Many of the investments taking place on golf courses and through fund-manager business relationships will be replaced by real-time hands-on technology which is how millennials navigate their lifestyles.

And commercial real estate executives best take notice, speakers said. Millennials are set to receive $20 trillion to $30 trillion over the next several years from generational wealth transfers, Hooper pointed out.

Along with immediacy of information, this generation of investors will expect more transparency than prior age groups. They are also actively interested in making investments that have a positive impact on the neighborhoods surrounding assets, and grew up during the damage of the Great Recession, said Troy Merkel, a partner at accounting firm RSM, making for a higher-maintenance financial participant.

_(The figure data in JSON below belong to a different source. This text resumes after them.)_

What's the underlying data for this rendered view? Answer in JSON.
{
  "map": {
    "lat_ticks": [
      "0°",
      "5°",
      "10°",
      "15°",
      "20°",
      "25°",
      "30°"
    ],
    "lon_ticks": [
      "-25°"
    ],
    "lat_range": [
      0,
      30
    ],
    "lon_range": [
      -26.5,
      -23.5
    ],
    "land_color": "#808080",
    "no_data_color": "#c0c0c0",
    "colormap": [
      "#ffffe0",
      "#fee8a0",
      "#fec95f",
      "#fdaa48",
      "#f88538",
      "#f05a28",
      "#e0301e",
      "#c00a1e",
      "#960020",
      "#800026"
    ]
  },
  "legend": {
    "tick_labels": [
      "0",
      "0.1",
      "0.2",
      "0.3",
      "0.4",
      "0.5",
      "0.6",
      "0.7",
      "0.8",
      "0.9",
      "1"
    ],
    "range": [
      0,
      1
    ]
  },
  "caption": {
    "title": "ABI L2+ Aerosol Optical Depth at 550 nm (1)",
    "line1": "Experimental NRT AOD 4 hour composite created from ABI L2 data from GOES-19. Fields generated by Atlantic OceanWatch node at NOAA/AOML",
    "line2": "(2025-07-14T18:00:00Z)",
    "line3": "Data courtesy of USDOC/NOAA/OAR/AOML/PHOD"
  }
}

“They’re demanding much more from their advisors,” Merkel said. “That’s something that the real estate community really needs to focus on when they’re looking at this new investor class.”

And with technology at everyone’s fingertips, he said: “Being limited to what a broker can show you is insane to them.”

That means that if commercial real estate firms haven’t beefed up and streamlined their technological capabilities, they are going to be in catch-up mode. This includes software for accounting, property management, investor management and back-office automation, many of which can now be merged into one dashboard.

There will also be more use of blockchain transactions in commercial real estate, though that is still in the early stages.

As of now, millennials are inheriting a solid investment industry, thanks in no small part to a strong macroeconomic picture. GDP growth is forecast to increase 3.1 percent over the next few years, due to tax reform and other measures.

Valuations have risen for all asset classes except retail, and there is $191 billion ready to move, up 32 percent from 2016. We’ll find out if the commercial real estate industry can accommodate its investors.